With relaxed restrictions and a sneaky new variant, experts say it's not just Canada's most vulnerable populations who should be planning for a second booster.
Recently, the National Advisory Committee on Immunization (NACI) recommended fall booster doses for Canadians 12 years and older to help provide protection from COVID-19 as the colder months approach.
Horacio Bach, clinical assistant professor in the University of British Columbia's infectious diseases division, said immunity from the last round of boosters around Christmas is fading. The new BA.4 and BA.5 Omicron subvariants are thriving with loosened restrictions.
"The virus is mutating, and these mutations are helping the virus to evade the immune system," Bach said.
Why aren't the old vaccines working?
The virus and the vaccine's antibodies are like a lock and key, according to Bach.
The antibodies are the key, and the virus is the lock. When the key goes into the lock and opens it, Bach said the antibodies successfully bind and neutralize the virus.
"Now, as a result of the mutation, the key doesn't work properly," Bach said. "When you put it inside the lock, it doesn't open, or you have to force it a little to open."
The antibodies in the original vaccine are no longer as effective in protecting against infection, Bach said.
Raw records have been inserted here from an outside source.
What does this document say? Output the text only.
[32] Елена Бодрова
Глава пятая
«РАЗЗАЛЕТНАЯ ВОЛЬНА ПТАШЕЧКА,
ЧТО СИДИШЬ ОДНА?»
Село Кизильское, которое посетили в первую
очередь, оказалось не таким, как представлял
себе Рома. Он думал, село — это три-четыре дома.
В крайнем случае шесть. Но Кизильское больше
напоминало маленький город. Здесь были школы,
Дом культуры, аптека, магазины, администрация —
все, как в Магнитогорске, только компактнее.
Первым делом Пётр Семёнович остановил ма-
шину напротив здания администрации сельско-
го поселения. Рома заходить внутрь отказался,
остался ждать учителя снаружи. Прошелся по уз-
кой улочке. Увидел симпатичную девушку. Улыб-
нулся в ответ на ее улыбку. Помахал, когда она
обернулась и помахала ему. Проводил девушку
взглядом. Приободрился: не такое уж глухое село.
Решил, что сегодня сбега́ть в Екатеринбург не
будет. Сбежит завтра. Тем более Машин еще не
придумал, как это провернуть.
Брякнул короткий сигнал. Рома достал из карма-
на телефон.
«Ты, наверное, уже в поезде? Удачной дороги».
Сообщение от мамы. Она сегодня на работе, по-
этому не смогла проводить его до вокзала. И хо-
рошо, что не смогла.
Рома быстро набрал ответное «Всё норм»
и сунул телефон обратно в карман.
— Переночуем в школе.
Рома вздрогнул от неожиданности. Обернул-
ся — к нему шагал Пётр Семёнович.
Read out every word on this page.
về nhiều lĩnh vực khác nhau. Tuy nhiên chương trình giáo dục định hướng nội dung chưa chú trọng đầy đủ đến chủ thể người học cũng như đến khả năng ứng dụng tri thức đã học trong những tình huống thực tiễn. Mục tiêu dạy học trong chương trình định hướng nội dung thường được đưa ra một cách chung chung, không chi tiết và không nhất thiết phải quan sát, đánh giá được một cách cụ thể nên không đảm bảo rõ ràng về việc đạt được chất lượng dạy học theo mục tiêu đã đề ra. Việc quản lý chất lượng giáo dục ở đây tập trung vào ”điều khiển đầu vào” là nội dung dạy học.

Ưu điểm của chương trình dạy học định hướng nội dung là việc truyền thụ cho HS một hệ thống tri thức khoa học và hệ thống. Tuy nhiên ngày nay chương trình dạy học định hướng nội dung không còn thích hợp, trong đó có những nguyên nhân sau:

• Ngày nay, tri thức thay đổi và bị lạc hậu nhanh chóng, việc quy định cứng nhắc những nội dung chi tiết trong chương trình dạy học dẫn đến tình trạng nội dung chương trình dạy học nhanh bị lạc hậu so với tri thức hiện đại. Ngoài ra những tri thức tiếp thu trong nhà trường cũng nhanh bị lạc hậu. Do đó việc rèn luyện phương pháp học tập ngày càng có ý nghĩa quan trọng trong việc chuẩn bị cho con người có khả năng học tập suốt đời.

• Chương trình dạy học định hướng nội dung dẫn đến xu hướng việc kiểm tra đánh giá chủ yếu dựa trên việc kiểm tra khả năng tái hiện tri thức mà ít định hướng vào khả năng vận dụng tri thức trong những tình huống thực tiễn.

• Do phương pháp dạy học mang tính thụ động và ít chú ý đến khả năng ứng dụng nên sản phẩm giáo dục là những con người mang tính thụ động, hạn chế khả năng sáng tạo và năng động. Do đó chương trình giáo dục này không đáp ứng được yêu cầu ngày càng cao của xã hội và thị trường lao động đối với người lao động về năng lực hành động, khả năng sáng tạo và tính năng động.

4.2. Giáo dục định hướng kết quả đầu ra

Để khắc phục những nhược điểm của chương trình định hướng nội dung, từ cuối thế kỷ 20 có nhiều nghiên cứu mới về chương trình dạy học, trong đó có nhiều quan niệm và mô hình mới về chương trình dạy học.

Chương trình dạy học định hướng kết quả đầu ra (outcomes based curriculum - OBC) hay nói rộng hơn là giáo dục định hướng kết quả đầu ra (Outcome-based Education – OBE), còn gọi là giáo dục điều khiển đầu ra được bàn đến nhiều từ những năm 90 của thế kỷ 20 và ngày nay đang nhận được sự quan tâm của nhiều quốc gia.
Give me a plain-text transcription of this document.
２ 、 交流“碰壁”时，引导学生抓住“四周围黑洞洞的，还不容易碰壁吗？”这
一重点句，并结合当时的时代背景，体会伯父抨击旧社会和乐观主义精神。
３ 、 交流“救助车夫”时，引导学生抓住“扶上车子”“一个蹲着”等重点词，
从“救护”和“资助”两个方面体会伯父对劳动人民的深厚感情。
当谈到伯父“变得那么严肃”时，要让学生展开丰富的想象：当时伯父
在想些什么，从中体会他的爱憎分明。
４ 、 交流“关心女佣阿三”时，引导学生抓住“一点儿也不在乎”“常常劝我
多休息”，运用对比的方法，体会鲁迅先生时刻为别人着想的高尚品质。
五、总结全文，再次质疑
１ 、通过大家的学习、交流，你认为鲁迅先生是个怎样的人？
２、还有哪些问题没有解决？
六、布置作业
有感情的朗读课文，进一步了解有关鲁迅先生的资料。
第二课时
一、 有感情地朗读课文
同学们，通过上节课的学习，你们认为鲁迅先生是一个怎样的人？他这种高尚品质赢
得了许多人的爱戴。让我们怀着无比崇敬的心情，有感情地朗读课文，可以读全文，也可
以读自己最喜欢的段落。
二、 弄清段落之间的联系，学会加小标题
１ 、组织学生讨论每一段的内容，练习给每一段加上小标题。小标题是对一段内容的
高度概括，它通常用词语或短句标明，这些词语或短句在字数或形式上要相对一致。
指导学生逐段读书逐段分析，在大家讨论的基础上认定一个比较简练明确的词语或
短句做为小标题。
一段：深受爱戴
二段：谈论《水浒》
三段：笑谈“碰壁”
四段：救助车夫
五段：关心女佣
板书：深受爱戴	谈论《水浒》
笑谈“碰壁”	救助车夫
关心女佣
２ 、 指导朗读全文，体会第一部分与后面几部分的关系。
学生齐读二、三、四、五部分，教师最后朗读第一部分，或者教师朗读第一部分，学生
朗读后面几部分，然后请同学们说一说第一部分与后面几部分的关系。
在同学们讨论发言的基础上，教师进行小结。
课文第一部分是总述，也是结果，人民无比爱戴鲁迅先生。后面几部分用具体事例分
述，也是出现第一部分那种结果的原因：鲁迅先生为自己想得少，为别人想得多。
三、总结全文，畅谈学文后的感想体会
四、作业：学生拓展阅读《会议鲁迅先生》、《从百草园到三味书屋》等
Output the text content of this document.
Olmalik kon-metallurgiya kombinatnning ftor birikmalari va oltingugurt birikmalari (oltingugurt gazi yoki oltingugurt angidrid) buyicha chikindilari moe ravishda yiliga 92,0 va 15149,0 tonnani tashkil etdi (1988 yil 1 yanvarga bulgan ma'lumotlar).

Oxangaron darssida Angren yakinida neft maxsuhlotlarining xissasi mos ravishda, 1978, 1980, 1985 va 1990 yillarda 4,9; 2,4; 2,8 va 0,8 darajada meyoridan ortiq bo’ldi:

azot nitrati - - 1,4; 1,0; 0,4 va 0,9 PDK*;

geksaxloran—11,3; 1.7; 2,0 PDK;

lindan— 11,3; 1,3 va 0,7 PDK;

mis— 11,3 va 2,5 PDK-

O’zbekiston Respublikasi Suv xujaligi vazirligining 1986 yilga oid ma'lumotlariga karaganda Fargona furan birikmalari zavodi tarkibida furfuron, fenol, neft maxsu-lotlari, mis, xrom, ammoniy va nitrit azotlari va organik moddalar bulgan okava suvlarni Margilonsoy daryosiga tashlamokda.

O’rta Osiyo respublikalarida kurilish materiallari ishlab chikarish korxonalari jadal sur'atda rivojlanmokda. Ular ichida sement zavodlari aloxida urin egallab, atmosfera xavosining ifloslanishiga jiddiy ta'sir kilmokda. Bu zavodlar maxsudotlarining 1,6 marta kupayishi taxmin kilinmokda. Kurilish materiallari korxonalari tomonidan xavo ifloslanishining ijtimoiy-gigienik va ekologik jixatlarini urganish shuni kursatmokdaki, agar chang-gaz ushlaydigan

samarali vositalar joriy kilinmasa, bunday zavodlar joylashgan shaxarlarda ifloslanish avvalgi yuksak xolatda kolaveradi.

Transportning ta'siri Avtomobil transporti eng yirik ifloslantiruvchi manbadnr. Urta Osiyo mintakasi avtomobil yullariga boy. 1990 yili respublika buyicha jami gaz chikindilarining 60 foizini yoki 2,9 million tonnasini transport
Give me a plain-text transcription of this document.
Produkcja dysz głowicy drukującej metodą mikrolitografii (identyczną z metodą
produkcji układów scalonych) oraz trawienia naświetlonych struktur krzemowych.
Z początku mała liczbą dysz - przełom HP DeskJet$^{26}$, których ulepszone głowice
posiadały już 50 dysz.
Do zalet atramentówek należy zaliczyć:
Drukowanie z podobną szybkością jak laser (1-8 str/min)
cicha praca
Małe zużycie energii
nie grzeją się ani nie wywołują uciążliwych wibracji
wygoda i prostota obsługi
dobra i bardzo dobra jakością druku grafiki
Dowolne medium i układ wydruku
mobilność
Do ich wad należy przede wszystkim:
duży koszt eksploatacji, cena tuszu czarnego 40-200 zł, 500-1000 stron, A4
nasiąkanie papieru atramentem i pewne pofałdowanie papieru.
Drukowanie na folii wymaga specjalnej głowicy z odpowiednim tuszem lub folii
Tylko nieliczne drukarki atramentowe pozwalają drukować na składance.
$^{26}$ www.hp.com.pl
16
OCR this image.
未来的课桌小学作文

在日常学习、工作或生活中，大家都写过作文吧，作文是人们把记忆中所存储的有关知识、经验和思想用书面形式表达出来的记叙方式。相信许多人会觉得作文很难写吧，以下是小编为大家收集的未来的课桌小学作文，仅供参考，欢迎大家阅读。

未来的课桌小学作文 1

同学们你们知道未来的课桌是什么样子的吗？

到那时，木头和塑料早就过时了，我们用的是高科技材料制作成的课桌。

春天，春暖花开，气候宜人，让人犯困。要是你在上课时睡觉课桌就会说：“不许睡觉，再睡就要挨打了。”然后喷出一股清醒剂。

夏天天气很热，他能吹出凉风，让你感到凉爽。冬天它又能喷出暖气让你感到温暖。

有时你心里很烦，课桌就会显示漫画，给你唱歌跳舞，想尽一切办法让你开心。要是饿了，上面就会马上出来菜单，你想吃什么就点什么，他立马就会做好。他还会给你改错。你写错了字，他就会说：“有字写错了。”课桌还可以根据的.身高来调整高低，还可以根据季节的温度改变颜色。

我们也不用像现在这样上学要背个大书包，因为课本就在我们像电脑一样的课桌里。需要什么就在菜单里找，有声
This is the reason, he added, that the virus has mutated so many times, and talk of a seventh wave is spreading across Canada.
Even with a third or fourth dose of the original vaccine, Bach said immunity might only improve about 10 or 20 per cent, which will drop again after a few months.
"We are in the cycle where we continue to use the same vaccine over and over and over," he said. "Now, the ideal solution will be to start to vaccinate against Omicron because the previous variants don't exist anymore."
This targeted vaccination effort is already in progress across the border. Pfizer recently released promising data on its Omicron-specific booster that has also been submitted to the U.S. Food and Drug Administration (FDA) for review.
"That will be a vaccine against the virus that is escalating now, not the [variant] that disappeared already," Bach said.
False impression that COVID 'is over'
However, as this new vaccine is being developed and NACI is urging Canadians to get the fourth dose, Bach is still fixated on the number of people who don't yet have their third shot.
"The problem is there's an impression that COVID is over," he said. "[That] you will have flu-like symptoms, and that's it."
In B.C., 53 per cent of people are fully vaccinated with three doses, according to the COVID-19 Tracker Canada. That number drops to 49 per cent for all of Canada.
For this reason, Bach recommends everyone go out and get whatever dose is available\. Then, when a variant-specific booster becomes available, he said everyone should take advantage of that as their fourth or fifth dose.
Bach said immunocompromised and elderly populations, specifically, need to focus on getting their fourth dose to provide short-term protection until a variant-specific vaccine is available for a fifth dose.
"All these risky groups [need a booster] to pump up the immune system," he said. "Then we need to wait for the new vaccine that will be against the Omicron."
B.C. residents tired of waiting for fourth doses
However, for some British Columbians looking to follow Bach's advice, the process to do so has been anything but easy.
Currently, in B.C., only seniors in long-term care or assisted living facilities, anyone over the age of 70 and Indigenous people over the age of 55, are eligible for their fourth dose six months after their first booster.
Vancouver resident Johanna Read falls into the next tier of British Columbians who will be eligible for their fourth dose when more spots open up.
However, Read is no longer waiting on the province to make her fourth dose available to her after travelling across the border on Wednesday to get vaccinated in Blaine, Wash.
Read started calling B.C.'s vaccine hotline and her MLA's office about seven weeks ago because she was scheduled for surgery and wanted to protect herself from the virus while in the hospital.
She was hoping her circumstances would make her eligible for an exception.
"I'm very concerned about the long-term effects of COVID," Read said. "I want to minimize that as much as I can for myself."
What she experienced was a broken system, in which the information offered to her by the vaccine hotline depended on who picked up at the other end.
The only helpful response came much too late, she said.
"The day before my surgery, they said that if I had a doctor's note, then I could have the shot," Read said. "But then, of course, it was too late."
Read said she's been working very hard to avoid COVID-19 and its consequences throughout the pandemic. She said she doesn't understand why her efforts have been complicated by the provincial government's messaging about the virus.
"I don't understand why we've created all this bureaucracy," Read said. "We're told that we have to manage our own risk, but we're not being given any tools in order to do that."
Read hopes that B.C. follows the lead of other provinces, such as Quebec, where anyone over 18 can get their fourth dose so that other residents eager to get boosted don't have to travel out of the province as she did.